Creating the Bar Chart
The bar chart is very similar, so I’ve used a few additional settings. The ticks parameters allow you to define parameters for the markers on the axis, as I have for the bar chart example:
So here I’m showing minorTicks, forcing the minorTickStep to be evey 5 and the microTickStep to be every 1. I found that if I set the maximum to 20, bars (or columns) of 1 open call were shown. However, when I allowed the axis to default to the largest bar, bars of 1 open call didn’t show. By forcing the microTickStep to 1, this ensures they do appear. For the majorTick I’m adding an additional object to set the colour of the font, the colour of the stroke and the length. As with all the properties, defaults are used if you dso not explicitly define them, and can be found in the javascript file. By now I’m sure you’ve worked out where to find the files, but if not, it’s Datadominojsdojo-1.3.2dojoxchartingChart2D.js.
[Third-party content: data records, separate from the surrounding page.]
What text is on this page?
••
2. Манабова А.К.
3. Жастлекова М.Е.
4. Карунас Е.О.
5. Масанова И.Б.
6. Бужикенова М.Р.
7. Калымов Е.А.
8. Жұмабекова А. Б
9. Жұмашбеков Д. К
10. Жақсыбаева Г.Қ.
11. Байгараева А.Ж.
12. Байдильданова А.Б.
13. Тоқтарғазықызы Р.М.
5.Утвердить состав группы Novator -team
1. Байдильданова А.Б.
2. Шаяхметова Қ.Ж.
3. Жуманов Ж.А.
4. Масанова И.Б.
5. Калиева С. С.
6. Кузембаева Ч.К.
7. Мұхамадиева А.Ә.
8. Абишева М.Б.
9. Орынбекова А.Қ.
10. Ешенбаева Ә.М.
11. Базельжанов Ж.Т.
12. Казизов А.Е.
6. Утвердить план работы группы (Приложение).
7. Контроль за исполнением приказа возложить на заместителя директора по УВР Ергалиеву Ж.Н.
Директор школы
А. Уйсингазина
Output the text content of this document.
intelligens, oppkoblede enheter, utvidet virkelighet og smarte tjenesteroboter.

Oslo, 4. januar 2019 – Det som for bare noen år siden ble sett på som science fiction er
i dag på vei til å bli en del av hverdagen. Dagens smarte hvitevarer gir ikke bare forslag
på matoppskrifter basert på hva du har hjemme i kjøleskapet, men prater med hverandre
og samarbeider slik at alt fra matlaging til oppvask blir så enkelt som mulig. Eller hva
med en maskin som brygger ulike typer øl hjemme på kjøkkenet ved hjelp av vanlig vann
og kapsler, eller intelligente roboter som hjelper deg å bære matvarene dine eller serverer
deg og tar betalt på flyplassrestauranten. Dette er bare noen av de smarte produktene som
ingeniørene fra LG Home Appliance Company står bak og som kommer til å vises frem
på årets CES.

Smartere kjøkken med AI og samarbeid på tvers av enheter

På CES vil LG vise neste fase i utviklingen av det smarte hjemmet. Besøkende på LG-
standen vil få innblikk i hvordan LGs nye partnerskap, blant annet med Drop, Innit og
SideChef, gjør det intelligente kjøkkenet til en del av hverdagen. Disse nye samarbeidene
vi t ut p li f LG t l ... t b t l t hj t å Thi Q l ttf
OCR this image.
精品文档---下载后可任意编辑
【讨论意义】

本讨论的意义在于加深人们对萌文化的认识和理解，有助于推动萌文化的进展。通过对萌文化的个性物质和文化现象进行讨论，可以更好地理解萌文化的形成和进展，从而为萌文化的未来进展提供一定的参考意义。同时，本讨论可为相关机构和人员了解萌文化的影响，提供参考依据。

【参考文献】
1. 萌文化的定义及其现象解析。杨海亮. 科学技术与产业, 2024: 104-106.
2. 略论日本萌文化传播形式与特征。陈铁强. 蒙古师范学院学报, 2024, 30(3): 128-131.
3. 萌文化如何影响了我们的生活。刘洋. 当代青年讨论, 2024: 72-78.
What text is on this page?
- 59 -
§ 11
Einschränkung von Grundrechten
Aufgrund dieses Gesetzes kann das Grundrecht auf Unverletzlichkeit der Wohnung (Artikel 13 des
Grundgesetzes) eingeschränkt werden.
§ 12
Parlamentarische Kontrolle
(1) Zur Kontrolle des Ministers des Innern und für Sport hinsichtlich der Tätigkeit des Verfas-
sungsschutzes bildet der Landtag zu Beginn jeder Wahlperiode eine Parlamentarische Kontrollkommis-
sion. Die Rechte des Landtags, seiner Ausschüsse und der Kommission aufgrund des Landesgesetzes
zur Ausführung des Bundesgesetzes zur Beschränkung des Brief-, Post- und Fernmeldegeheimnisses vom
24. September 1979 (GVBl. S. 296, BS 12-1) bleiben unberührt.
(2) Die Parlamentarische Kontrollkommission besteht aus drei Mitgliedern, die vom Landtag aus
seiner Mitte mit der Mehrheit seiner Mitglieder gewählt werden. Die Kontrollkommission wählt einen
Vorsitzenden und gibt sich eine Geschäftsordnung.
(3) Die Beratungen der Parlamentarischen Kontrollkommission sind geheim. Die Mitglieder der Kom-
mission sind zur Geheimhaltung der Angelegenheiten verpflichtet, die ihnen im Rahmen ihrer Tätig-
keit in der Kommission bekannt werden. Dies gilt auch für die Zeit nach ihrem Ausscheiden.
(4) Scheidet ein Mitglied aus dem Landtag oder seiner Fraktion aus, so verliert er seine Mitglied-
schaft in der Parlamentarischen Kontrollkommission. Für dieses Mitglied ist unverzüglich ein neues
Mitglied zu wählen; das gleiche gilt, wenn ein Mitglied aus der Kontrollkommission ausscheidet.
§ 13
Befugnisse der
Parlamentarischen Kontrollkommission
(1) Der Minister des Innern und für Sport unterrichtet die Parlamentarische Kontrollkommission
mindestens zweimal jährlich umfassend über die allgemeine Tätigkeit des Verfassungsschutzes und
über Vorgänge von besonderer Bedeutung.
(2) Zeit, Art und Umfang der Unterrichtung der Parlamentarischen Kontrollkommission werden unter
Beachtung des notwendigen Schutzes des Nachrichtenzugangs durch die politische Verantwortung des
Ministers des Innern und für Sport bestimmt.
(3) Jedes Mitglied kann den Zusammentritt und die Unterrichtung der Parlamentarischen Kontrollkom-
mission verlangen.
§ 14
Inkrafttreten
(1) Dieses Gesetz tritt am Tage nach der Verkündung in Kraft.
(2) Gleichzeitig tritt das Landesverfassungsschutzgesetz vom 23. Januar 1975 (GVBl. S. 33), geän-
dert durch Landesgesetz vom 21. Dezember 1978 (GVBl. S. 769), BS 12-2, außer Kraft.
I’ve also updated the demo page to show what happens if you add a legend to a bar or column chart. As mentioned, all that is presented is the title for series 1. This makes it somewhat limiting. Also because its a single series all the bars are the same colour, so even if I created the legend manually, it’s going to be difficult to identify the bars.
In the next part I will move onto line charts, created in two different ways.
Nice article and examples Paul! I have always struggled with the legends and the examples, or lack thereof…. Thanks!